Les concombres, aubergines, poivrons et haricots sont des cibles courantes. Les acariens sucent la sève des feuilles, leur faisant perdre leur couleur et finalement tomber. En cas d’infestation sévère, les toiles peuvent recouvrir des plantes entières.
La clé de la prévention est l’humidité. L’acarien rouge déteste les conditions humides. Brumiser régulièrement les plantes, mouiller les sols de la serre et assurer une bonne circulation d’air aident. La lutte biologique avec Phytoseiulus persimilis, un acarien prédateur, est très efficace en espace clos. En extérieur, le problème est généralement moins grave parce que les prédateurs naturels et la pluie maintiennent les populations en échec.

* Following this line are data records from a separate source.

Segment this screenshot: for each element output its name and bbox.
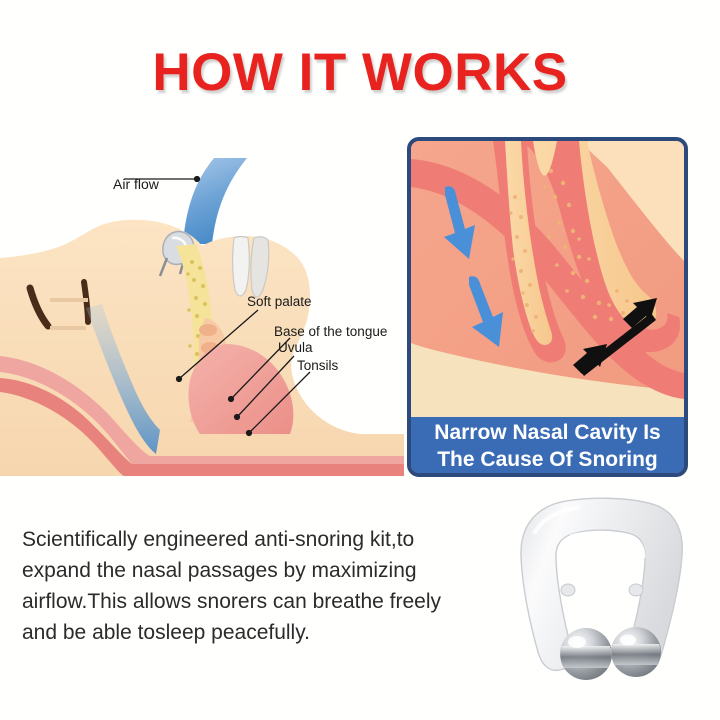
magnet-ball-right bbox=[611, 627, 661, 677]
narrow-nasal-cavity-panel: Narrow Nasal Cavity Is The Cause Of Snor… bbox=[407, 137, 688, 477]
nasal-cavity-illustration bbox=[411, 141, 684, 422]
label-tonsils: Tonsils bbox=[297, 358, 338, 373]
panel-caption-line1: Narrow Nasal Cavity Is bbox=[411, 419, 684, 446]
clip-nub-right bbox=[629, 584, 643, 596]
label-uvula: Uvula bbox=[278, 340, 313, 355]
anatomy-diagram bbox=[0, 140, 404, 480]
infographic-page: HOW IT WORKS bbox=[0, 0, 720, 720]
clip-nub-left bbox=[561, 584, 575, 596]
description-line-3: airflow.This allows snorers can breathe … bbox=[22, 586, 492, 617]
page-title: HOW IT WORKS bbox=[0, 46, 720, 99]
description-line-2: expand the nasal passages by maximizing bbox=[22, 555, 492, 586]
label-air-flow: Air flow bbox=[113, 176, 159, 192]
label-base-of-tongue: Base of the tongue bbox=[274, 324, 387, 339]
description-text: Scientifically engineered anti-snoring k… bbox=[22, 524, 492, 648]
magnet-ball-left bbox=[560, 628, 612, 680]
description-line-1: Scientifically engineered anti-snoring k… bbox=[22, 524, 492, 555]
air-flow-stream bbox=[183, 158, 247, 244]
tooth-upper bbox=[233, 237, 250, 297]
panel-caption: Narrow Nasal Cavity Is The Cause Of Snor… bbox=[411, 417, 684, 473]
description-line-4: and be able tosleep peacefully. bbox=[22, 617, 492, 648]
panel-caption-line2: The Cause Of Snoring bbox=[411, 446, 684, 473]
label-soft-palate: Soft palate bbox=[247, 294, 312, 309]
product-image-nose-clip bbox=[512, 494, 702, 690]
clip-inner-highlight bbox=[570, 532, 644, 558]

J’ai des acariens rouges sur mes concombres de serre la plupart des étés. Brumiser le feuillage quotidiennement et introduire des acariens prédateurs en juin a permis de garder la situation gérable.
Construire une image au fil du temps
Les problèmes de ravageurs sont rarement aléatoires. Les mêmes ravageurs tendent à apparaître à la même période chaque année, sur les mêmes cultures, dans les mêmes parties du jardin. Noter ce que tu vois, quand tu le vois et quelles plantes sont affectées transforme des observations isolées en connaissances utiles.

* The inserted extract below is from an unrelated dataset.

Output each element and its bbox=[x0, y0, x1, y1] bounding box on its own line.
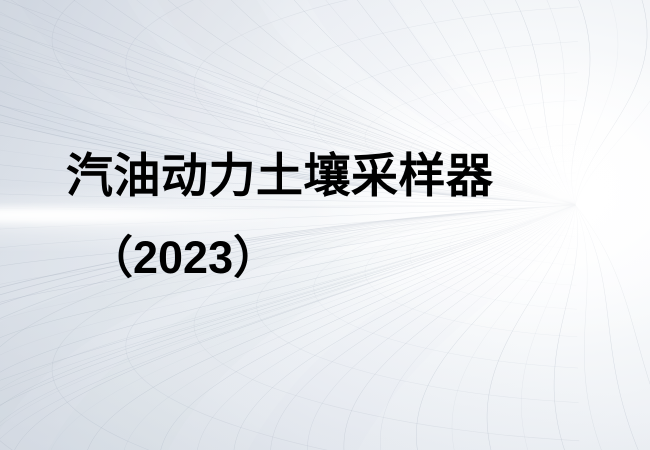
title-block: 汽油动力土壤采样器 （2023） bbox=[0, 0, 650, 450]
page-title: 汽油动力土壤采样器 bbox=[66, 148, 494, 204]
slide-canvas: 汽油动力土壤采样器 （2023） bbox=[0, 0, 650, 450]
page-title-year: （2023） bbox=[88, 230, 278, 286]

Après quelques saisons de notes, tu commences à anticiper les problèmes plutôt qu’à y réagir. Tu sais qu’il faut protéger les choux avec un filet avant l’arrivée des piérides. Tu sais qu’il faut vérifier les extrémités des fèves pour les pucerons noirs en mai. Tu sais quel coin du jardin est l’autoroute à limaces.
C’est le genre de savoir pratique qu’aucun livre ne peut te donner, parce qu’il est spécifique à ton jardin, ton sol, ton microclimat. La seule façon de le construire est de prêter attention et de le noter. Quelques mots après chaque observation suffisent. Avec le temps, ces notes deviennent la référence la plus utile que tu possèdes.